In the following subsections, the most important operations are depicted: Deep-learning-based segmentation of road markings (
Section 3.1), the least-squares refinement of 3D points (
Section 3.2), and the generation of approximations as well as selection of corresponding line points (
Section 3.3). Other processing steps, like DSM generation, are described in the Experimental section (
Section 4).
3.1. DL (Deep Learning) Segmentation of Road Markings
In order to localize road markings (lane markings), we applied a deep learning algorithm based on an improved version of the algorithm proposed by the authors of [
5]. To localize the lane markings, previous methods mostly applied two-step algorithms. First, a binary road segmentation method was applied to create a road mask, then non-learning-based algorithms were used to localize the lane markings. The masking of road segments reduces the high false positive rate in non-road areas. However, Azimi et al. [
5] proposed a single-step learning-based algorithm for the first time, to the best of our knowledge, to localize the lane markings directly by learning their features.
In order to use deep learning methods, an annotated data set is necessary. Therefore, a pixel-wise lane marking segmentation data set was created using airborne imagery, called the AerialLanes18 data set. They used images acquired by the 3K sensor system [
6]. The images were acquired over the city of Munich on the 26 April 2012 with a GSD of 13 cm.
Since lane markings in aerial images appear as tiny patterns, the direct application of deep learning algorithms will lead to a poor performance, e.g., based on patterns of 1 × 1 pixel size. The reason for this is the low-spectral analysis capability in CNNs (convolutional neural networks). Therefore, a method based on a modified fully CNN enabling a full spectral analysis will provide better performance.

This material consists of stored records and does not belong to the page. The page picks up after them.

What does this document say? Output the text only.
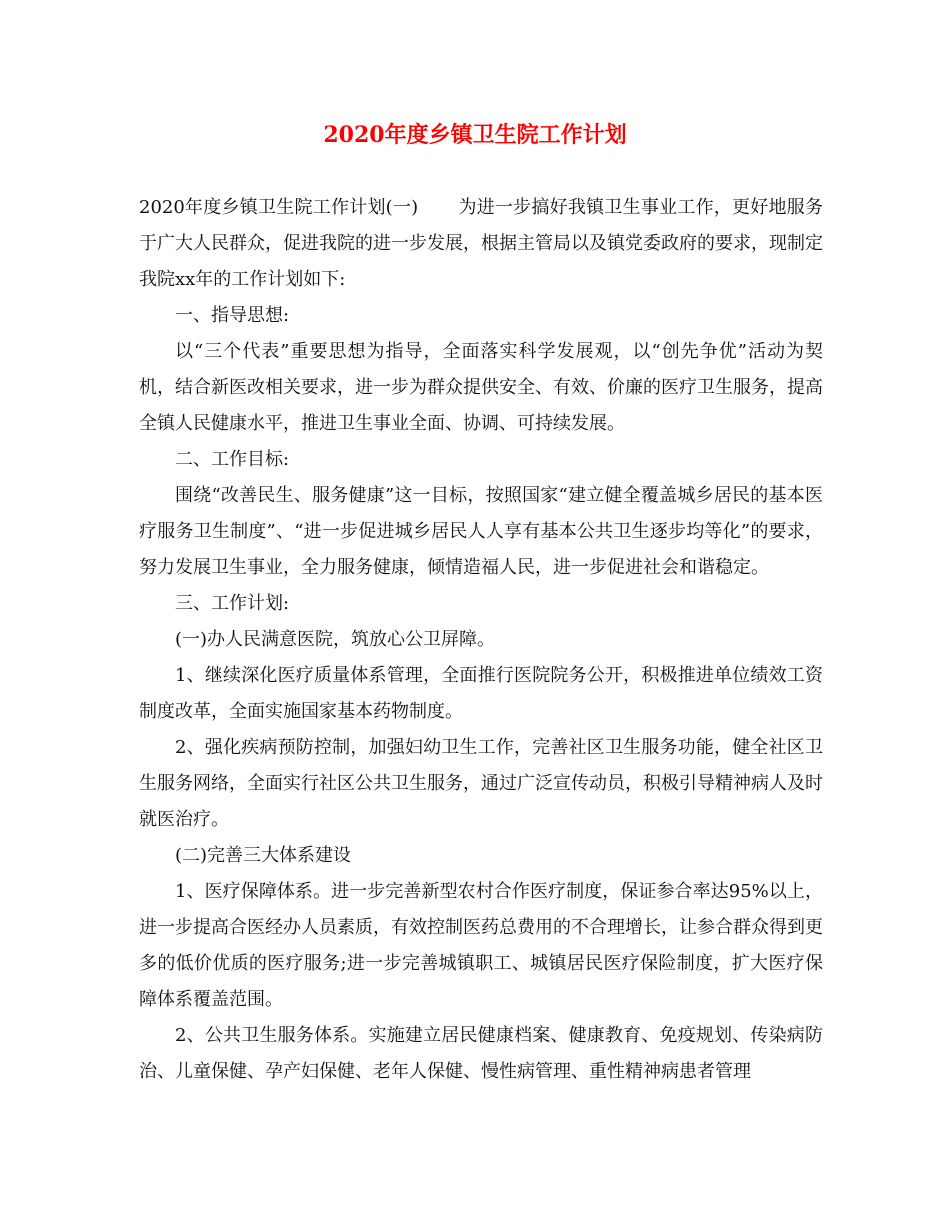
2020年度乡镇卫生院工作计划

2020年度乡镇卫生院工作计划(一) 为进一步搞好我镇卫生事业工作，更好地服务于广大人民群众，促进我院的进一步发展，根据主管局以及镇党委政府的要求，现制定我院xx年的工作计划如下:

一、指导思想:

以“三个代表”重要思想为指导，全面落实科学发展观，以“创先争优”活动为契机，结合新医改相关要求，进一步为群众提供安全、有效、价廉的医疗卫生服务，提高全镇人民健康水平，推进卫生事业全面、协调、可持续发展。

二、工作目标:

围绕“改善民生、服务健康”这一目标，按照国家“建立健全覆盖城乡居民的基本医疗服务卫生制度”、“进一步促进城乡居民人人享有基本公共卫生逐步均等化”的要求，努力发展卫生事业，全力服务健康，倾情造福人民，进一步促进社会和谐稳定。

三、工作计划:

(一)办人民满意医院，筑放心公卫屏障。

1、继续深化医疗质量体系管理，全面推行医院院务公开，积极推进单位绩效工资制度改革，全面实施国家基本药物制度。

2、强化疾病预防控制，加强妇幼卫生工作，完善社区卫生服务功能，健全社区卫生服务网络，全面实行社区公共卫生服务，通过广泛宣传动员，积极引导精神病人及时就医治疗。

(二)完善三大体系建设

1、医疗保障体系。进一步完善新型农村合作医疗制度，保证参合率达95%以上，进一步提高合医经办人员素质，有效控制医药总费用的不合理增长，让参合群众得到更多的低价优质的医疗服务;进一步完善城镇职工、城镇居民医疗保险制度，扩大医疗保障体系覆盖范围。

2、公共卫生服务体系。实施建立居民健康档案、健康教育、免疫规划、传染病防治、儿童保健、孕产妇保健、老年人保健、慢性病管理、重性精神病患者管理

In this article, the proposed DL algorithm was again trained with the AerialLanes18 data set, but here, a cleaned version of the data set was used. The architecture of the network is composed of two parts, an encoder and a decoder. The encoder extracts the high semantic, but lower resolution features from input data and the decoder recovers the original resolution from the output of the encoder. Wavelet transformations are used in combination with the CNN, allowing a full-spectral analysis of input images, which is important when it comes to tiny object segmentation, like lane markings. In this work, residual blocks have been used in the network architecture to further improve the performance.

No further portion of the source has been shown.